1. Auf die Berufung der Kläger wird das Urteil des Landgerichts München I vom 15.01.2016, Az. 22 O 11949/15, aufgehoben.
2. Die Beklagte wird verurteilt, Zug um Zug gegen Abtretung der Rechte des jeweiligen Klägers im Zusammenhang mit dessen Beteiligung an der … vom 02./.04.05.2005 zu bezahlen: 32 u 777/16 – Seite 2 2.1. an die Klägerin 11.412,48 € nebst Zinsen aus 10.512,48 in Höhe von 5 Prozentpunkten über dem Basiszinssatz seit 19.08.2014 und aus 900 € seit 14.02.2015,
2.2. an den Kläger 11.412,48 € nebst Zinsen aus 10.512,48 in Höhe von 5 Prozentpunkten über dem Basiszinssatz seit 05.09.2014 und aus 900 € seit 14.02.2015 und 2.3. an die zu der Schadensnummer auf deren Konto bei der
2.354,30 € nebst Zinsen in Höhe von von 5 Prozentpunkten über dem Basiszinssatz seit 14.02.2015.
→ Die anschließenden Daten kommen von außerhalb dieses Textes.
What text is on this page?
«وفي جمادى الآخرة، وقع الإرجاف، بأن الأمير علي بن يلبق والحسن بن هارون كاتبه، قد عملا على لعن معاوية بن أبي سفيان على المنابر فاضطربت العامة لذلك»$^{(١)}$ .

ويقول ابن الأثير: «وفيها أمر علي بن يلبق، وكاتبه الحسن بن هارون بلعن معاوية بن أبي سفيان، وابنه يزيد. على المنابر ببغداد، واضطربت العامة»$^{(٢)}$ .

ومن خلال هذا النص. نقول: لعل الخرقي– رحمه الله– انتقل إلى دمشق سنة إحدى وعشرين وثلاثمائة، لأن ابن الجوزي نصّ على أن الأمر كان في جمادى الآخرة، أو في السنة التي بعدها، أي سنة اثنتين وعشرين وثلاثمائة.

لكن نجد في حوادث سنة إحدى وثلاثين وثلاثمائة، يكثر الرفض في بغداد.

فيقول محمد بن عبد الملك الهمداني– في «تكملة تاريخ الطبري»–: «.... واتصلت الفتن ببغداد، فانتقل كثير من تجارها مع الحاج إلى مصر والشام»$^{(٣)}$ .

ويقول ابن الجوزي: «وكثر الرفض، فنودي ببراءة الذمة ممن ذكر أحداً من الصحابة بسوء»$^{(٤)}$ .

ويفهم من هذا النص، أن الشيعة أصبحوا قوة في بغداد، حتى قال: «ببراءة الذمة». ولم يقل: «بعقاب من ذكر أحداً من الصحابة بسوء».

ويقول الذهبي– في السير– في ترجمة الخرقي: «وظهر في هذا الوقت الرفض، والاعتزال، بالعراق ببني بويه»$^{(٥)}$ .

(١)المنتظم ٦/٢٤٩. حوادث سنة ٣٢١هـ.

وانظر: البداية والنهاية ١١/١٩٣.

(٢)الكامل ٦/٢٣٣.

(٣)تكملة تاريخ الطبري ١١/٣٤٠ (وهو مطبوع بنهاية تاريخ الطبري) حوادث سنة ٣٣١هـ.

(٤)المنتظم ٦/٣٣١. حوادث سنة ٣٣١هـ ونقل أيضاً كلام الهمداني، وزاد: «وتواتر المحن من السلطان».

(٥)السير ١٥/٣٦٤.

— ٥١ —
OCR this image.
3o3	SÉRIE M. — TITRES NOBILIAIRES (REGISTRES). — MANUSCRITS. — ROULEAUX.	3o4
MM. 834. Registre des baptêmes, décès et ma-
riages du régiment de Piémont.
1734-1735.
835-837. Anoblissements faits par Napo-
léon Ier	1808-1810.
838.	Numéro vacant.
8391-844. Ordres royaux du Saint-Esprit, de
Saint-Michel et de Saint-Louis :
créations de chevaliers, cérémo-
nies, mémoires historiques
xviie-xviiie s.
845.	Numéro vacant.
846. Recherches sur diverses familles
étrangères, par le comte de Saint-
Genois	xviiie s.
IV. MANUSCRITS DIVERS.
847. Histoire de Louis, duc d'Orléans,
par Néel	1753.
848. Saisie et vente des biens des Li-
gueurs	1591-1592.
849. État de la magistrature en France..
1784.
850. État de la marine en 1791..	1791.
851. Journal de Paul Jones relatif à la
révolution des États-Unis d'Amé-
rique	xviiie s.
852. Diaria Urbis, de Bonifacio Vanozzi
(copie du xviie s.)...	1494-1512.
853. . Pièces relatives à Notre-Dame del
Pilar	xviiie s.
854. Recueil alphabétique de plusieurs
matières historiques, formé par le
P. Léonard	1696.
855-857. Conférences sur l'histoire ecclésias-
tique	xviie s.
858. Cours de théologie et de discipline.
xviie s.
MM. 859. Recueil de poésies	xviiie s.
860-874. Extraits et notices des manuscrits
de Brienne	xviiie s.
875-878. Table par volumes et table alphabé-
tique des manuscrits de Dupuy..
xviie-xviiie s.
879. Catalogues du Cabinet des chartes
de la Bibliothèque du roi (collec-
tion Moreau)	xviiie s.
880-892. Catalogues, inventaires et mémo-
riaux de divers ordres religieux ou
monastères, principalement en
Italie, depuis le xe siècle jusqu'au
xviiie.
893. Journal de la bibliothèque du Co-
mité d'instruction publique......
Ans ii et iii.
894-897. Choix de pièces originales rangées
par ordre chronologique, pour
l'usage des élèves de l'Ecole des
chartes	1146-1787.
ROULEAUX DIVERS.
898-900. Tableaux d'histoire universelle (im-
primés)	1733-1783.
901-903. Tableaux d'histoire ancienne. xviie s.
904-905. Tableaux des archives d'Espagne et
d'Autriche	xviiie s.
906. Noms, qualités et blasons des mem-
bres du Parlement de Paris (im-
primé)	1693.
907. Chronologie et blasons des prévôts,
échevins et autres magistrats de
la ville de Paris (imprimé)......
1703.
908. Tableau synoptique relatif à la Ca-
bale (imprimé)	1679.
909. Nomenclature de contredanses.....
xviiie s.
3. Es wird festgestellt, dass
3.1. die Beklagte verpflichtet ist, die Kläger von sämtlichen Verpflichtungen und steuerlichen Nachteilen Zug um Zug gegen Abtretung der Rechte des jeweiligen Klägers im Zusammenhang mit dessen Kommanditbeteiligung an der vom 02./.04.05.2005 freizustellen, die durch die Zeichnung seiner vorgenannten Kommanditbeteiligung entstanden sind und noch entstehen werden und
3.2. sich die Beklagte mit der Annahme der Beteiligung beider Kläger seit dem 19.08.2014 und mit der Beteiligung des Klägers seit 05.09.2014 an der vom 02./.04.05.2005 in Annahmeverzug befindet.
4. Die Beklagte hat die Kosten des Rechtsstreits zu tragen.
5. Das Urteil ist vorläufig vollstreckbar. Die Beklagte kann die Vollstreckung durch Sicherheitsleistung in Höhe des zu vollstreckenden Betrages, sofern die Kläger nicht vor der Vollstreckung Sicherheit in gleicher Höhe leisten.
6. Die Revision wird nicht zugelassen

Gründe

I.
Die Kläger verlangen als Anleger von der Beklagten, die für sie als Treuhänderin und Treuhandkommanditistin fungierte, die Rückabwicklung ihrer in Verlust geratenen Beteiligung an der im Handelsregister am 04.03.2005 ins Handelsregister eingetragenen „“.
Die Kläger zeichneten am 02.05.2005 nach Durchführung eines Beratungsgespräches mit dem Zeugen jeweils eine Beteiligung zum Nennwert von jeweils € 20.000 (Barwert jeweils € 10.000,00) als mittelbare Kommanditisten. Dabei erfolgte eine Fremdfinanzierung über jeweils € 10.000,00 durch Ausgabe einer Inhaberschuldverschreibung der Kläger an die Komplementärin, welche sich entsprechend refinanzieren sollte.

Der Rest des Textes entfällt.